La frustration de Zhang Lei grandissait à mesure que le combat avançait. Chaque coup lui semblait traverser du coton, et il s'épuisait après seulement quelques mètres. Sa technique de frappe au millimètre près était également inefficace. Après tout, le Tai Chi Chuan est l'ancêtre de cette approche.

Zhang Lei préparait secrètement son coup depuis longtemps. Il utilisa toute sa force pour lancer sept attaques consécutives à courte portée, partant de ses jambes, de sa taille, de ses épaules, de ses coudes, de ses poignets, de ses paumes et de ses doigts. Ce n'est qu'alors qu'il parvint de justesse à percer la technique de la main collante de Tai Chi Chen. Malgré cela, il fut projeté hors de sa position initiale et ne put être redressé.

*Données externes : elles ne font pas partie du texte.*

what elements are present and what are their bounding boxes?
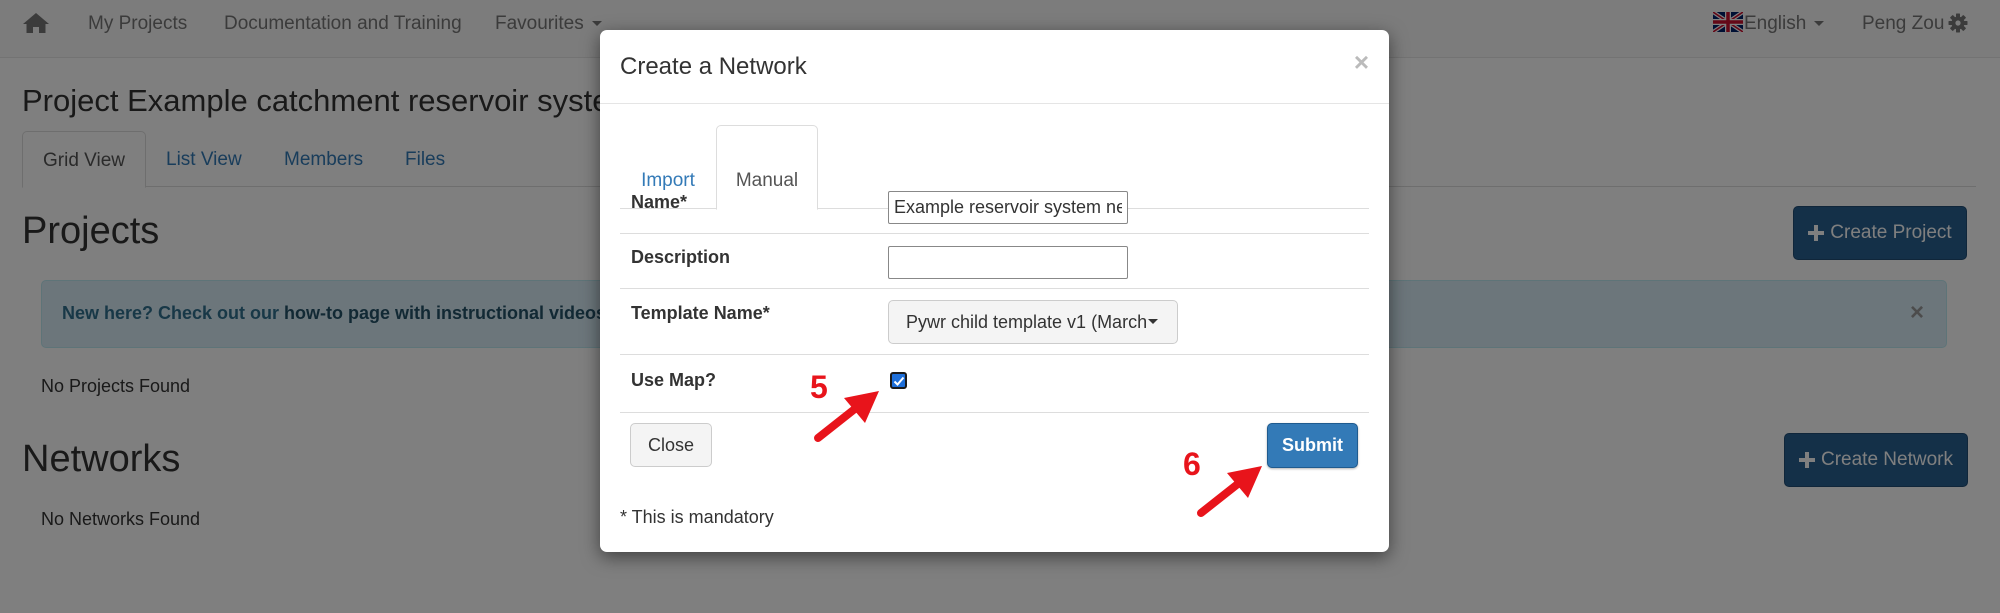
close-button[interactable]: Close [630, 423, 712, 467]
step-6-arrow-icon [1197, 466, 1262, 517]
modal-title: Create a Network [620, 53, 807, 80]
template-row: Template Name* Pywr child template v1 (M… [620, 289, 1369, 355]
close-icon[interactable]: × [1354, 47, 1369, 78]
template-label: Template Name* [631, 303, 770, 323]
name-label: Name* [631, 192, 688, 212]
step-5-arrow-icon [814, 391, 879, 442]
check-icon [893, 376, 904, 386]
description-row: Description [620, 234, 1369, 289]
use-map-row: Use Map? [620, 355, 1369, 413]
mandatory-note: * This is mandatory [620, 507, 774, 527]
template-dropdown-value: Pywr child template v1 (March 2021) [906, 312, 1148, 332]
description-input[interactable] [888, 246, 1128, 279]
name-input[interactable] [888, 191, 1128, 224]
use-map-label: Use Map? [631, 370, 717, 390]
create-network-modal: Create a Network × Import Manual Name* D… [600, 30, 1389, 552]
chevron-down-icon [1148, 319, 1158, 324]
template-dropdown[interactable]: Pywr child template v1 (March 2021) [888, 300, 1178, 344]
modal-header: Create a Network × [600, 30, 1389, 104]
description-label: Description [631, 247, 731, 267]
name-row: Name* [620, 179, 1369, 234]
submit-button[interactable]: Submit [1267, 423, 1358, 468]
use-map-checkbox[interactable] [890, 372, 907, 389]
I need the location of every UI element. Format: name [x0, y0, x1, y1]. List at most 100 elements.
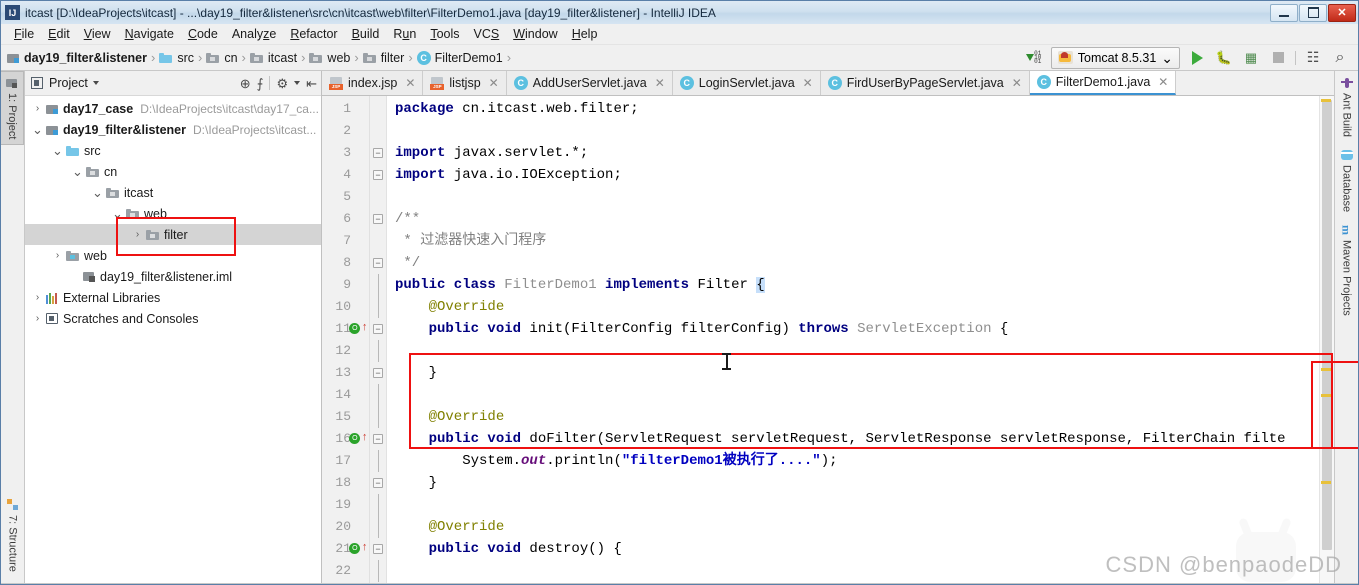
- sidebar-item-ant-build[interactable]: Ant Build: [1337, 71, 1357, 143]
- chevron-right-icon[interactable]: ›: [29, 313, 46, 324]
- code-line[interactable]: package cn.itcast.web.filter;: [387, 98, 1319, 120]
- code-line[interactable]: * 过滤器快速入门程序: [387, 230, 1319, 252]
- fold-region[interactable]: −: [370, 362, 386, 384]
- code-line[interactable]: public void destroy() {: [387, 538, 1319, 560]
- fold-region[interactable]: [370, 296, 386, 318]
- fold-collapse-icon[interactable]: −: [373, 170, 383, 180]
- fold-region[interactable]: [370, 406, 386, 428]
- fold-collapse-icon[interactable]: −: [373, 324, 383, 334]
- override-implement-icon[interactable]: O: [349, 433, 361, 444]
- breadcrumb-web[interactable]: web: [309, 51, 353, 65]
- marker-warning[interactable]: [1321, 99, 1331, 102]
- tree-node-scratches-consoles[interactable]: › Scratches and Consoles: [25, 308, 321, 329]
- close-icon[interactable]: ✕: [1158, 75, 1168, 89]
- fold-region[interactable]: [370, 186, 386, 208]
- run-button[interactable]: [1187, 48, 1207, 68]
- marker-warning[interactable]: [1321, 394, 1331, 397]
- editor-tab-adduserservlet[interactable]: C AddUserServlet.java ✕: [506, 71, 673, 95]
- close-icon[interactable]: ✕: [803, 76, 813, 90]
- source-code-text[interactable]: package cn.itcast.web.filter; import jav…: [387, 96, 1319, 583]
- breadcrumb-cn[interactable]: cn: [206, 51, 240, 65]
- code-line[interactable]: public class FilterDemo1 implements Filt…: [387, 274, 1319, 296]
- fold-region[interactable]: −: [370, 252, 386, 274]
- code-line[interactable]: System.out.println("filterDemo1被执行了...."…: [387, 450, 1319, 472]
- chevron-right-icon[interactable]: ›: [29, 292, 46, 303]
- fold-region[interactable]: −: [370, 318, 386, 340]
- line-number-gutter[interactable]: 1 2 3 4 5 6 7 8 9 10 11 O ↑ 12 13 14 15 16 O ↑ 17 18 19 20 21 O ↑ 2…: [322, 96, 370, 583]
- sidebar-item-project[interactable]: 1: Project: [1, 71, 24, 146]
- run-with-coverage-button[interactable]: ▦: [1241, 48, 1261, 68]
- breadcrumb-module[interactable]: day19_filter&listener: [7, 51, 150, 65]
- chevron-right-icon[interactable]: ›: [29, 103, 46, 114]
- run-configuration-selector[interactable]: Tomcat 8.5.31 ⌄: [1050, 46, 1180, 69]
- tree-node-day17-case[interactable]: › day17_case D:\IdeaProjects\itcast\day1…: [25, 98, 321, 119]
- toggle-binary-button[interactable]: 01 10 01: [1024, 48, 1044, 68]
- stop-button[interactable]: [1268, 48, 1288, 68]
- menu-help[interactable]: Help: [565, 25, 605, 43]
- editor-tab-filterdemo1[interactable]: C FilterDemo1.java ✕: [1029, 71, 1177, 95]
- fold-region[interactable]: [370, 516, 386, 538]
- fold-region[interactable]: −: [370, 142, 386, 164]
- menu-run[interactable]: Run: [386, 25, 423, 43]
- code-line[interactable]: }: [387, 472, 1319, 494]
- menu-window[interactable]: Window: [506, 25, 564, 43]
- sidebar-item-maven-projects[interactable]: m Maven Projects: [1337, 218, 1357, 322]
- marker-warning[interactable]: [1321, 481, 1331, 484]
- maximize-button[interactable]: [1299, 3, 1327, 22]
- code-line[interactable]: [387, 340, 1319, 362]
- code-line[interactable]: [387, 494, 1319, 516]
- chevron-down-icon[interactable]: ⌄: [109, 206, 126, 222]
- fold-collapse-icon[interactable]: −: [373, 544, 383, 554]
- code-line[interactable]: @Override: [387, 296, 1319, 318]
- override-implement-icon[interactable]: O: [349, 323, 361, 334]
- code-line[interactable]: }: [387, 362, 1319, 384]
- fold-collapse-icon[interactable]: −: [373, 368, 383, 378]
- chevron-right-icon[interactable]: ›: [129, 229, 146, 240]
- sidebar-item-structure[interactable]: 7: Structure: [1, 494, 24, 577]
- menu-analyze[interactable]: Analyze: [225, 25, 283, 43]
- override-arrow-icon[interactable]: ↑: [361, 543, 368, 554]
- code-folding-gutter[interactable]: − − − − − − − − − −: [370, 96, 387, 583]
- fold-region[interactable]: [370, 340, 386, 362]
- fold-region[interactable]: [370, 450, 386, 472]
- fold-region[interactable]: [370, 384, 386, 406]
- menu-edit[interactable]: Edit: [41, 25, 77, 43]
- fold-region[interactable]: [370, 120, 386, 142]
- override-arrow-icon[interactable]: ↑: [361, 323, 368, 334]
- fold-region[interactable]: −: [370, 538, 386, 560]
- override-gutter-marker[interactable]: O ↑: [349, 543, 368, 554]
- chevron-right-icon[interactable]: ›: [49, 250, 66, 261]
- hide-panel-icon[interactable]: ⇤: [306, 77, 317, 90]
- code-line[interactable]: }: [387, 582, 1319, 583]
- tree-node-web-folder[interactable]: › web: [25, 245, 321, 266]
- fold-region[interactable]: −: [370, 472, 386, 494]
- code-line[interactable]: public void init(FilterConfig filterConf…: [387, 318, 1319, 340]
- close-icon[interactable]: ✕: [405, 76, 415, 90]
- minimize-button[interactable]: [1270, 3, 1298, 22]
- tree-node-src[interactable]: ⌄ src: [25, 140, 321, 161]
- editor-tab-loginservlet[interactable]: C LoginServlet.java ✕: [672, 71, 821, 95]
- locate-icon[interactable]: ⊕: [240, 77, 251, 90]
- settings-gear-icon[interactable]: ⚙: [276, 77, 288, 90]
- menu-refactor[interactable]: Refactor: [283, 25, 344, 43]
- gear-chevron-icon[interactable]: [294, 81, 301, 85]
- close-icon[interactable]: ✕: [1012, 76, 1022, 90]
- tree-node-iml-file[interactable]: day19_filter&listener.iml: [25, 266, 321, 287]
- fold-region[interactable]: −: [370, 208, 386, 230]
- editor-tab-listjsp[interactable]: listjsp ✕: [423, 71, 507, 95]
- close-icon[interactable]: ✕: [655, 76, 665, 90]
- code-line[interactable]: public void doFilter(ServletRequest serv…: [387, 428, 1319, 450]
- menu-build[interactable]: Build: [345, 25, 387, 43]
- fold-region[interactable]: [370, 560, 386, 582]
- fold-region[interactable]: −: [370, 428, 386, 450]
- code-line[interactable]: [387, 120, 1319, 142]
- code-line[interactable]: [387, 186, 1319, 208]
- fold-region[interactable]: [370, 494, 386, 516]
- menu-vcs[interactable]: VCS: [467, 25, 507, 43]
- fold-collapse-icon[interactable]: −: [373, 258, 383, 268]
- fold-region[interactable]: −: [370, 582, 386, 583]
- breadcrumb-class[interactable]: C FilterDemo1: [416, 50, 506, 65]
- editor-tab-firduserbypageservlet[interactable]: C FirdUserByPageServlet.java ✕: [820, 71, 1030, 95]
- code-line[interactable]: import javax.servlet.*;: [387, 142, 1319, 164]
- debug-button[interactable]: 🐛: [1214, 48, 1234, 68]
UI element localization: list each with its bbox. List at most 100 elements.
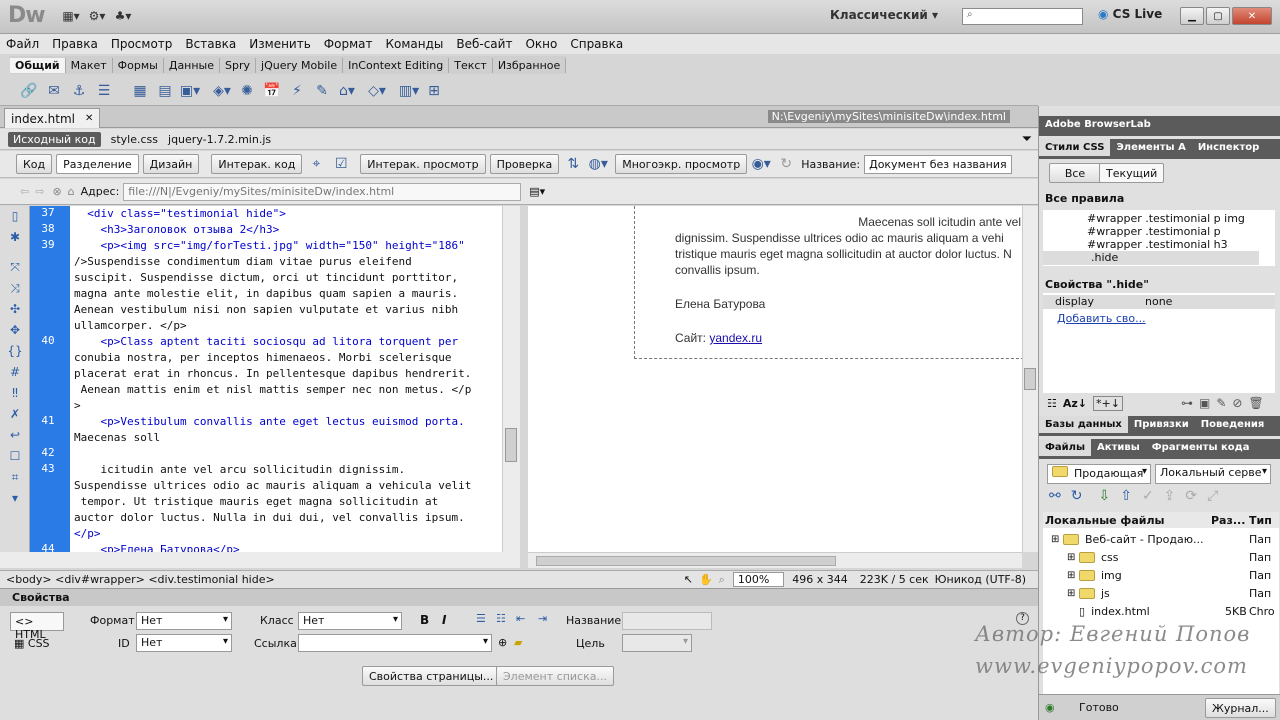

Avec ce coup de poing, Zhang Lei augmenta légèrement la distance qui le séparait de Tai Chi Chen et commença à planifier sa prochaine attaque.

Il ignorait que Tai Chi Chen était bien plus étonné que lui. Tai Chi Chen appartenait toujours au monde des arts martiaux, et ceux qui y évoluaient, au fond, méprisaient ces surhommes, les considérant comme une simple poignée de chanceux dont les capacités fondamentales étaient insignifiantes.

Bien que Taiji Chen ait ouvertement contesté cette opinion, il la partageait en réalité. Ces surhommes n'étaient rien sans leurs superpouvoirs

; leurs fondements étaient trop fragiles.

Mais ce Zhang Lei !

Dès que la main de Tai Chi Chen toucha le poignet de Zhang Lei, il sentit que quelque chose clochait. Il fit de son mieux, mais ne parvint qu'à dévier la force de Zhang Lei. Il était incapable d'emprunter la moindre force à ce dernier.

Il existe un proverbe chinois abrégé qui dit

: «

Le génie, c’est 1

% d’inspiration et 99

% de transpiration.

» En réalité, il y a une deuxième partie

: «

Mais sans ce 1

% d’inspiration, rien n’est possible.

»

Comme le vendeur d'huile

: «

Il n'y a rien de spécial, c'est juste une question de familiarité

!

» Il y a des tas de vendeurs d'huile dans le monde, mais ce n'est pas parce qu'il est le seul à réussir que son commerce est florissant. Pourquoi les autres n'ont-ils pas cette compétence

? Si tout le monde la possédait, ce ne serait pas si surprenant.

Il en va de même pour les arts martiaux. Nombreux sont ceux qui pratiquent avec assiduité et qui bénéficient des mêmes opportunités que Tai Chi Chen. Alors, pourquoi Tai Chi Chen et Bagua Li sont-ils finalement devenus les figures emblématiques des arts martiaux internes

?

Grâce à ce petit plus de talent, Tai Chi Chen n'utilise plus de cibles en bois pour son entraînement au Tui Shou (poussée des mains) ; il utilise désormais de l'acier haute résistance. Malgré cela, il parvient toujours à puiser sa force dans le pilier d'acier et à briser instantanément un pilier aussi épais qu'un poignet.

Cependant, il ne pouvait pas puiser de force dans le bras de Zhang Lei, chose inimaginable auparavant. Même s'il ne pouvait pas emprunter de force physique, il pouvait en revanche puiser de la force intérieure.

Le coup final de Zhang Lei, en particulier, glaça le sang de Tai Chi Chen. Il y a toujours une deuxième chance

; s'il parvenait à percer la défense des mains collantes de Tai Chi, qui sait s'il pourrait à nouveau dévier son coup la prochaine fois

?

"Bip bip bip !" Alors que les deux hommes étaient confrontés à un dilemme, le talkie-walkie de Zhang Lei a émis un signal demandant à passer un appel.

Épisode 4

: Œil pour œil, lame pour dent – Chapitre 81

: La deuxième superpuissance (Partie 1)

« Excusez-moi, je dois répondre à cet appel ! » Zhang Lei leva la main et recula d'un pas.

« Faites comme vous le souhaitez ! » Tai Chi Chen recula également d'un pas, augmentant la distance entre les deux.